There are no ‘magic words’ to say about death of 19-year-old
The text arrived on my phone at 9:32 a.m. on Thursday.
“Hey, is the news about Jace true?”
The sender was my youngest son, Noah, and he was talking about Jace Cajthaml, a classmate and teammate of Noah’s for so many years in youth baseball, youth football, middle school sports and high school sports.
I quickly called Noah in Iowa City.
“What’s going on with Jace?”
“Dad, he … died,” Noah said and the voice was chock full of emotion. The hurt in his voice was crushing, and all I wanted was for Scotty to beam me up and beam me down in Iowa City to try to help my boy through yet another senseless, tragic death. Noah may be 6-foot-4, 300 pounds, but I would have done anything to pick him up, hold in my arms and somehow try to tell them that “everything would be OK.”

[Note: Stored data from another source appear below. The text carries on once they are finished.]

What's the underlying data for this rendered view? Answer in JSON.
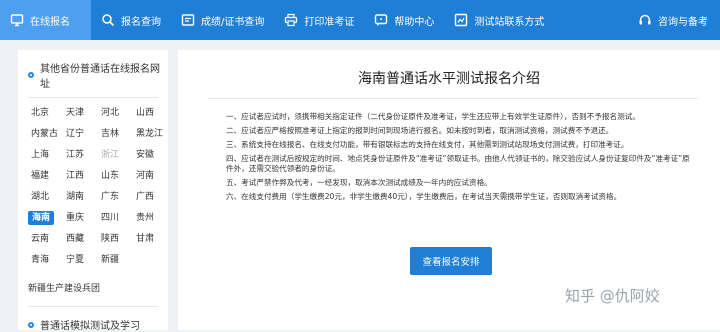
{
  "nav": {
    "items": [
      {
        "label": "在线报名",
        "icon": "monitor-icon"
      },
      {
        "label": "报名查询",
        "icon": "search-icon"
      },
      {
        "label": "成绩/证书查询",
        "icon": "certificate-icon"
      },
      {
        "label": "打印准考证",
        "icon": "printer-icon"
      },
      {
        "label": "帮助中心",
        "icon": "help-icon"
      },
      {
        "label": "测试站联系方式",
        "icon": "contact-icon"
      }
    ],
    "consult_label": "咨询与备考",
    "active_color": "#4f9ff0",
    "bar_color": "#1f7fd6"
  },
  "sidebar": {
    "title": "其他省份普通话在线报名网址",
    "provinces": [
      "北京",
      "天津",
      "河北",
      "山西",
      "内蒙古",
      "辽宁",
      "吉林",
      "黑龙江",
      "上海",
      "江苏",
      "浙江",
      "安徽",
      "福建",
      "江西",
      "山东",
      "河南",
      "湖北",
      "湖南",
      "广东",
      "广西",
      "海南",
      "重庆",
      "四川",
      "贵州",
      "云南",
      "西藏",
      "陕西",
      "甘肃",
      "青海",
      "宁夏",
      "新疆"
    ],
    "selected": "海南",
    "disabled": [
      "浙江"
    ],
    "corps": "新疆生产建设兵团",
    "section2_title": "普通话模拟测试及学习"
  },
  "main": {
    "title": "海南普通话水平测试报名介绍",
    "paragraphs": [
      "一、应试者应试时，须携带相关指定证件（二代身份证原件及准考证，学生还应带上有效学生证原件），否则不予报名测试。",
      "二、应试者应严格按照准考证上指定的报到时间到现场进行报名。如未按时到者，取消测试资格，测试费不予退还。",
      "三、系统支持在线报名、在线支付功能，带有银联标志的支持在线支付，其他需到测试站现场支付测试费，打印准考证。",
      "四、应试者在测试后按规定的时间、地点凭身份证原件及“准考证”领取证书。由他人代领证书的，除交验应试人身份证复印件及“准考证”原件外，还需交验代领者的身份证。",
      "五、考试严禁作弊及代考，一经发现，取消本次测试成绩及一年内的应试资格。",
      "六、在线支付费用（学生缴费20元，非学生缴费40元），学生缴费后，在考试当天需携带学生证，否则取消考试资格。"
    ],
    "button_label": "查看报名安排"
  },
  "watermark": "知乎 @仇阿姣"
}
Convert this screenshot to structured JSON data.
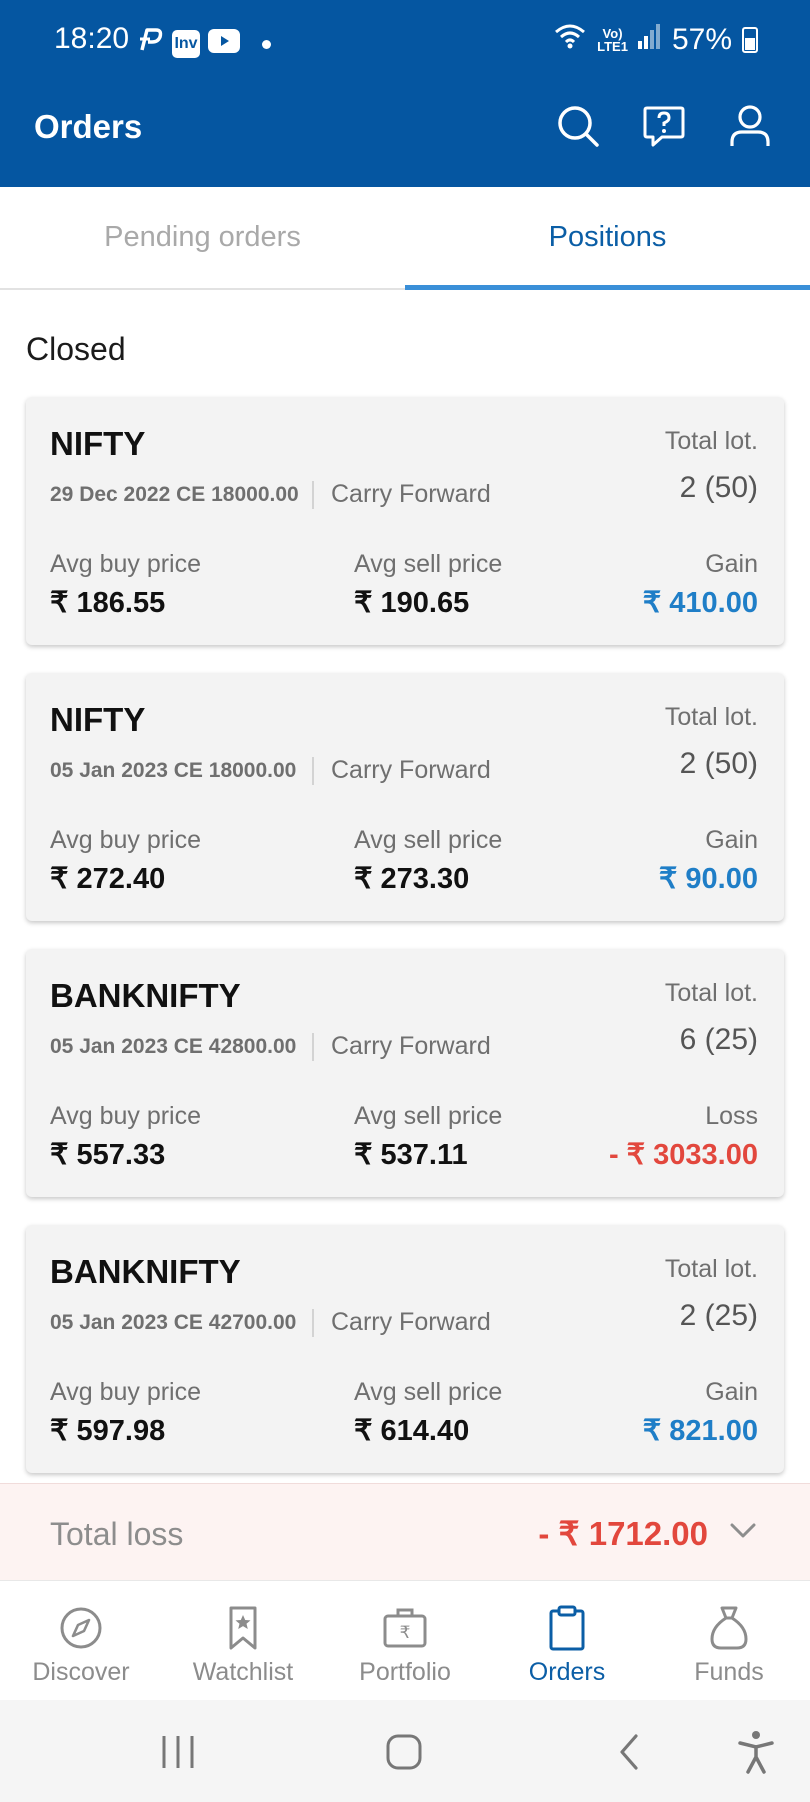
{
  "status_bar": {
    "time": "18:20",
    "apps": [
      "paytm-icon",
      "inv-icon",
      "youtube-icon"
    ],
    "inv_label": "Inv",
    "volte": "Vo)",
    "lte": "LTE1",
    "battery": "57%"
  },
  "header": {
    "title": "Orders",
    "icons": [
      "search-icon",
      "help-icon",
      "profile-icon"
    ]
  },
  "tabs": [
    {
      "label": "Pending orders",
      "active": false
    },
    {
      "label": "Positions",
      "active": true
    }
  ],
  "section_title": "Closed",
  "positions": [
    {
      "symbol": "NIFTY",
      "contract": "29 Dec 2022 CE 18000.00",
      "product": "Carry Forward",
      "lot_label": "Total lot.",
      "lot_value": "2 (50)",
      "buy_label": "Avg buy price",
      "buy_value": "₹ 186.55",
      "sell_label": "Avg sell price",
      "sell_value": "₹ 190.65",
      "pl_label": "Gain",
      "pl_value": "₹ 410.00"
    },
    {
      "symbol": "NIFTY",
      "contract": "05 Jan 2023 CE 18000.00",
      "product": "Carry Forward",
      "lot_label": "Total lot.",
      "lot_value": "2 (50)",
      "buy_label": "Avg buy price",
      "buy_value": "₹ 272.40",
      "sell_label": "Avg sell price",
      "sell_value": "₹ 273.30",
      "pl_label": "Gain",
      "pl_value": "₹ 90.00"
    },
    {
      "symbol": "BANKNIFTY",
      "contract": "05 Jan 2023 CE 42800.00",
      "product": "Carry Forward",
      "lot_label": "Total lot.",
      "lot_value": "6 (25)",
      "buy_label": "Avg buy price",
      "buy_value": "₹ 557.33",
      "sell_label": "Avg sell price",
      "sell_value": "₹ 537.11",
      "pl_label": "Loss",
      "pl_value": "- ₹ 3033.00"
    },
    {
      "symbol": "BANKNIFTY",
      "contract": "05 Jan 2023 CE 42700.00",
      "product": "Carry Forward",
      "lot_label": "Total lot.",
      "lot_value": "2 (25)",
      "buy_label": "Avg buy price",
      "buy_value": "₹ 597.98",
      "sell_label": "Avg sell price",
      "sell_value": "₹ 614.40",
      "pl_label": "Gain",
      "pl_value": "₹ 821.00"
    }
  ],
  "total": {
    "label": "Total loss",
    "value": "- ₹ 1712.00",
    "icon": "chevron-down-icon"
  },
  "bottom_nav": [
    {
      "label": "Discover",
      "icon": "compass-icon",
      "active": false
    },
    {
      "label": "Watchlist",
      "icon": "bookmark-star-icon",
      "active": false
    },
    {
      "label": "Portfolio",
      "icon": "briefcase-rupee-icon",
      "active": false
    },
    {
      "label": "Orders",
      "icon": "clipboard-icon",
      "active": true
    },
    {
      "label": "Funds",
      "icon": "money-bag-icon",
      "active": false
    }
  ],
  "colors": {
    "header_bg": "#0556a1",
    "accent": "#0b5ea6",
    "gain": "#1f7ec7",
    "loss": "#e2473d"
  }
}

But it wasn’t, as I found out a few minutes later. Jace Cajthaml had passed away earlier that morning. He was 19.
My heart hurt for my son, his classmates, teammates, coaches, Jace’s Charles City teammates and coaches and, oh God, especially for his parents and his five siblings.
I’m writing this on Saturday. Forty-eight hours have passed. And I am still in shock, still stunned and still trying to make sense of it all. I can’t. I just freaking can’t.

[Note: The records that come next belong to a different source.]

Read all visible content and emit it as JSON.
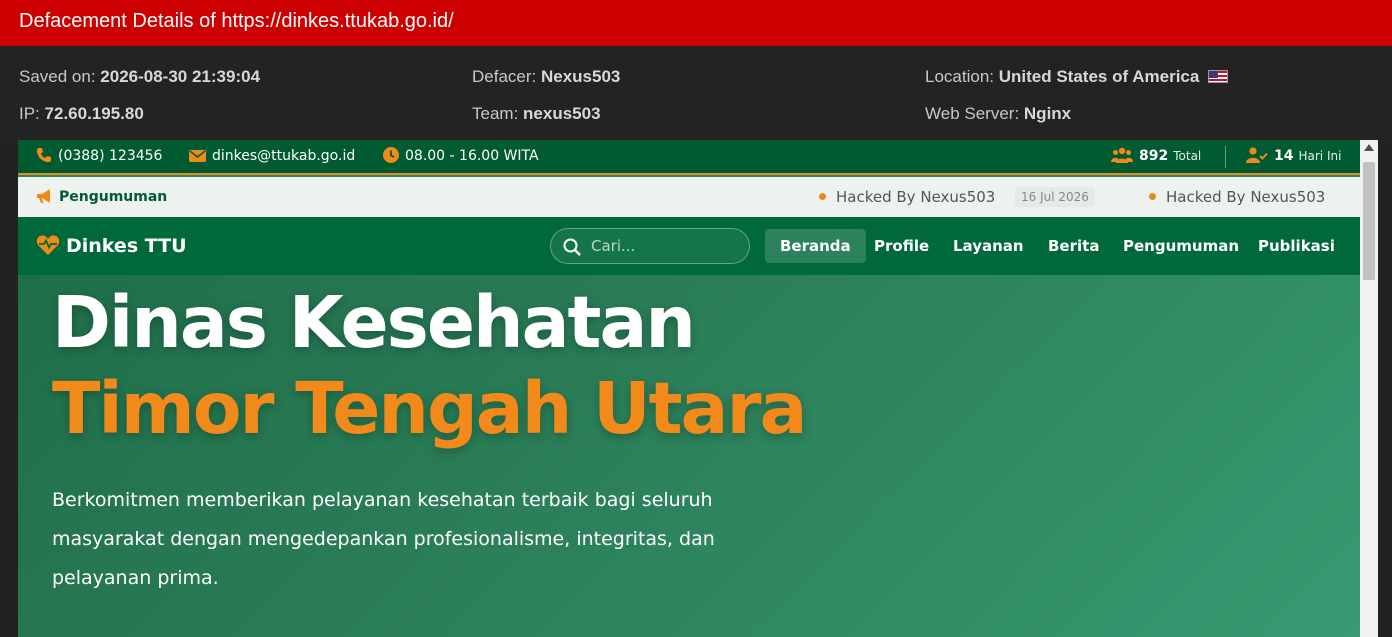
{
  "window": {
    "title": "Defacement Details of https://dinkes.ttukab.go.id/"
  },
  "meta": {
    "saved_label": "Saved on:",
    "saved_value": "2026-08-30 21:39:04",
    "defacer_label": "Defacer:",
    "defacer_value": "Nexus503",
    "location_label": "Location:",
    "location_value": "United States of America",
    "ip_label": "IP:",
    "ip_value": "72.60.195.80",
    "team_label": "Team:",
    "team_value": "nexus503",
    "server_label": "Web Server:",
    "server_value": "Nginx"
  },
  "site": {
    "topbar": {
      "phone": "(0388) 123456",
      "email": "dinkes@ttukab.go.id",
      "hours": "08.00 - 16.00 WITA",
      "total_count": "892",
      "total_label": "Total",
      "today_count": "14",
      "today_label": "Hari Ini"
    },
    "announce": {
      "label": "Pengumuman",
      "items": [
        {
          "text": "Hacked By Nexus503",
          "date": "16 Jul 2026"
        },
        {
          "text": "Hacked By Nexus503"
        }
      ]
    },
    "navbar": {
      "brand": "Dinkes TTU",
      "search_placeholder": "Cari...",
      "items": [
        "Beranda",
        "Profile",
        "Layanan",
        "Berita",
        "Pengumuman",
        "Publikasi"
      ],
      "active": "Beranda"
    },
    "hero": {
      "title_line1": "Dinas Kesehatan",
      "title_line2": "Timor Tengah Utara",
      "description": "Berkomitmen memberikan pelayanan kesehatan terbaik bagi seluruh masyarakat dengan mengedepankan profesionalisme, integritas, dan pelayanan prima."
    }
  },
  "colors": {
    "titlebar": "#cc0000",
    "site_green": "#00693b",
    "accent_orange": "#e8891d"
  }
}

There are a lot of rumors out there about how Jace died, but I don’t care about them. I really don’t.
Seriously, someone needs to kick 2020 in the you-know-where and out the door.
For three years, I helped coach a travel baseball team that included Jace. Same for Youth Sports Foundation football.
Jace was Jace. He’d goof off, you’d get mad and then he’d smile at you and it was impossible to stay upset with him.
I have so many good memories of those days and beyond. I can still vividly see the huge smile on Jace’s face when he hit his first-ever over-the-fence home run of his life at a tournament in Blue Earth, Minnesota. I can still hear him greeting me with “Bob-O” every time we got to the ballpark or the football field. I still remember umpiring a game a couple of years ago when Jace was helping his dad coach his little brother Carter’s team. The look of pride on Jace’s face when Carter drilled a double to the gap will remain with me forever.
He didn’t graduate from New Hampton High School. He transferred to Charles City in the middle of his junior year, which made Chickasaw-Comet games even more fun to cover. Jace and his former teammates would banter back and forth, and I can still remember the day the Charles City coach was waving him around third and Jace was standing on the bag.
“Why didn’t you go?”
“Josh has a hell of an arm; he would have thrown my fat [posterior] out by a mile.”
The coach couldn’t help but smile. He may not have been happy with him, but he couldn’t stay mad at him, either.
And then there was the Master Batters, a slow-pitch softball team that began playing in the Ionia Fun Days tournament in 2017. Jace’s dad, Casey, and a couple of other adults were on the roster, but the team was made up of mostly New Hampton and Charles City student-athletes. Jace talked a lot of smack, but he was having the time of his life playing with his friends from both schools.
“It won’t be the same without him,” said Tom Clark, a 2019 graduate of New Hampton High School and a longtime friend of Jace’s. “It’s one of those things I’ll always remember. Jace at third. Talking. Giving everyone grief. … That was Jace. He talked a lot, but he never meant anything bad. You’d get mad at him, but he’d smile and crap, you realized it’s just Jace being Jace.”
Jace had his demons, but you know what? We all do.
He could be a little hellion — or as he got older, a big hellion — but he was one of those kids that could talk to anyone. From toddlers to the elderly, Jace saw everyone as a friend.
And all those people whose lives he touched — his parents, his younger siblings, his New Hampton teammates, his Charles City teammates, the older folks whom he played pickle ball with at Mikkelson Park — are at a loss.
No parent should ever have to bury a child. Those five siblings — Carver, Kinnick, Jackson, Jaelyn and Jeb — should be growing up in a world that includes their big brother.
I’m tired of death. I’m tired of young people being gone way too soon. And though it’s been just a couple of days, I’m tired of watching my boys and their friends trying to come to grips with Jace’s loss. When you’re 19, 20, 21, you think your generation is invincible, and then this happens. I think in the last two days, though, they’ve learned that they can lean on each other.
I have no magic words for Casey, Jamie, their spouses or their kids. I don’t know what to say to Josh, Noah and those former Chickasaws, Comets and Master Batters.
There are none. Nothing can make this right.
Life isn’t always fair. I’m 54. I should comprehend that fact by now. But I don’t.
All we can do is love and support those who loved and supported Jace. And we ought to do one more thing. Remember the life; not the death. Remember the smile. Jace, I’m sure, would want it that way.